Gonzalo no entendía las palabras, pero el gesto del guardia fue inequívoco y enseguida dedujo el significado de las dos colas. La de la derecha bajaba con lentitud pero ininterrumpidamente por la pasarela, y estaba constituida por personas que saludaban a los amigos y gritaban incomprensiblemente en inglés. Los que eran colocados a la izquierda deambulaban por cubierta o se sentaban sobre el equipaje, con aspecto desorientado, molesto o inquieto. Gonzalo, cuyo equipaje consistía en una sola maleta de lona con regalos de miembros de la Asociación de Amigos de la República Española, se apoyó en la barandilla y contempló el desembarco de los afortunados propietarios de los pasaportes azules, que se perdieron entre la multitud que los esperaba en el muelle.
Gonzalo miró más allá de las aguas verdosas en las que el barco se mecía con suavidad, hacia el suelo inconfundiblemente seco y sólido que se extendía a unos pocos metros de distancia.
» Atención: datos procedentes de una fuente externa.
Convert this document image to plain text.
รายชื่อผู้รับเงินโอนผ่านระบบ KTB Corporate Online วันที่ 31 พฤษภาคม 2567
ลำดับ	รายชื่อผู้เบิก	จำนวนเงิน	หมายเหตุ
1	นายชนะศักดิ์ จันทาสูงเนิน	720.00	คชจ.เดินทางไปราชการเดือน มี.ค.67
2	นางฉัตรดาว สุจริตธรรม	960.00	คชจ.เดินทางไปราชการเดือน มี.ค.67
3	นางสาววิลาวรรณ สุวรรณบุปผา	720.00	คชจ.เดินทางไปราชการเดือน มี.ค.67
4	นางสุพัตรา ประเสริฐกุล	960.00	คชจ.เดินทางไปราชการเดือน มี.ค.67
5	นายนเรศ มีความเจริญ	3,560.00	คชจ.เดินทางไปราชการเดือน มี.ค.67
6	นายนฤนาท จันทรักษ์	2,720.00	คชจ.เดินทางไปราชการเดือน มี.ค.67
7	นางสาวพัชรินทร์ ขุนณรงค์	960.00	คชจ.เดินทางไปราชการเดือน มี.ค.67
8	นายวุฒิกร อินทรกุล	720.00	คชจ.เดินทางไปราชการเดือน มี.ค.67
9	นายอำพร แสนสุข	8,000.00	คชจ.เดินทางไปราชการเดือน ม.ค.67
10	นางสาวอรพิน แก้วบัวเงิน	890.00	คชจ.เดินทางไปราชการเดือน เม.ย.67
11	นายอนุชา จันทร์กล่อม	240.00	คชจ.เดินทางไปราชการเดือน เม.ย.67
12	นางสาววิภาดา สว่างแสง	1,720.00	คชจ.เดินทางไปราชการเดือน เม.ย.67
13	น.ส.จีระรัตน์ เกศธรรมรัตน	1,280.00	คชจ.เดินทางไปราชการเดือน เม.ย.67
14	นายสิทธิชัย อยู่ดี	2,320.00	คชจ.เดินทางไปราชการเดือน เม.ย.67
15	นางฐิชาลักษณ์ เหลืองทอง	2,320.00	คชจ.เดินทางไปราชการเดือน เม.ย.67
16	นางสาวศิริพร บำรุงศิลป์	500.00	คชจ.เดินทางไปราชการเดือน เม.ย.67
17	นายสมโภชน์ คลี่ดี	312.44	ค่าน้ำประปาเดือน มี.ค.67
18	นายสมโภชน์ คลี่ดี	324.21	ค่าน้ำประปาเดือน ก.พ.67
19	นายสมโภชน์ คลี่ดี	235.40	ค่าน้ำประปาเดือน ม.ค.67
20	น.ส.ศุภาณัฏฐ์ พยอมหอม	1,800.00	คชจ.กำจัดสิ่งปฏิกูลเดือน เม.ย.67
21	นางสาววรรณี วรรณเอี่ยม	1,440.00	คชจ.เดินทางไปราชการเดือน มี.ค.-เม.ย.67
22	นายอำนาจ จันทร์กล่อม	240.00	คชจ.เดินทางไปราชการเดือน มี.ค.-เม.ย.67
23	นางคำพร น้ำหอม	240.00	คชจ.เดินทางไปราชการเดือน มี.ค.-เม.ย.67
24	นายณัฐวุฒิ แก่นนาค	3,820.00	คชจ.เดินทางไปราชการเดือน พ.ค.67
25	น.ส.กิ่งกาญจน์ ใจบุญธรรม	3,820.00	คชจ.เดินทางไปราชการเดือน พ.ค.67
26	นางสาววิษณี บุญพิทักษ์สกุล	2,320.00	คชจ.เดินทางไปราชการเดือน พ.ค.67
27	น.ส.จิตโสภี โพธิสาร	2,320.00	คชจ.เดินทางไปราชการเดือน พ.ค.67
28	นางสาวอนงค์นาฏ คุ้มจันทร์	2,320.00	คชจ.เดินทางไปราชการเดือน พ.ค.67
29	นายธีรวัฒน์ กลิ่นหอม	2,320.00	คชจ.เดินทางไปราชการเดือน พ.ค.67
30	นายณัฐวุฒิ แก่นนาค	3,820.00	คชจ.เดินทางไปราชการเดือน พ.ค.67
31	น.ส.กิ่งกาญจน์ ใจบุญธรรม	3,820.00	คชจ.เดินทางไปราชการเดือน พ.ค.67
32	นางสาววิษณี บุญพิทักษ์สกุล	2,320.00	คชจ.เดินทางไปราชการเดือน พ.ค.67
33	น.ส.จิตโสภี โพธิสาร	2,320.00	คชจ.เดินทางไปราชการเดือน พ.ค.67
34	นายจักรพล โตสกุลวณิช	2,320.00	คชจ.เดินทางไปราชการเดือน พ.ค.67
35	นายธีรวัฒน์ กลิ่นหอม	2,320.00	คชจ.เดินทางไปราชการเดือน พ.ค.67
Resultaba difícil creer que al cabo de unas horas tal vez pisara de nuevo tierra firme. Apartó la mirada antes de que la esperanza fuera demasiado intensa. Un recodo en el río ocultaba la bahía. Gonzalo había subido a cubierta al amanecer, junto con la mayor parte de los pasajeros, para ver la Estatua de la Libertad cuando pasaron junto a ella. La antorcha de la estatua brillaba al sol naciente sujeta por un puño cerrado eternamente alzado. Gonzalo parpadeó, bostezó, se pellizcó para asegurarse de que no soñaba. La silueta de Nueva York se recortó en las aguas con sorprendente brusquedad, demasiado extraña para resultar hermosa, o real siquiera. Gonzalo se había preguntado si algún efecto de la luz hacía que los edificios parecieran más grises de lo que eran en realidad. Ahora, al contemplarlos a la luz del dorado sol de septiembre, vio que el color de los edificios no tenía nada de extraño. Pensó que habrían debido ser verdes, porque le recordaron la Ciudad Esmeralda de Oz, de un libro que le gustaba mucho a Aleja.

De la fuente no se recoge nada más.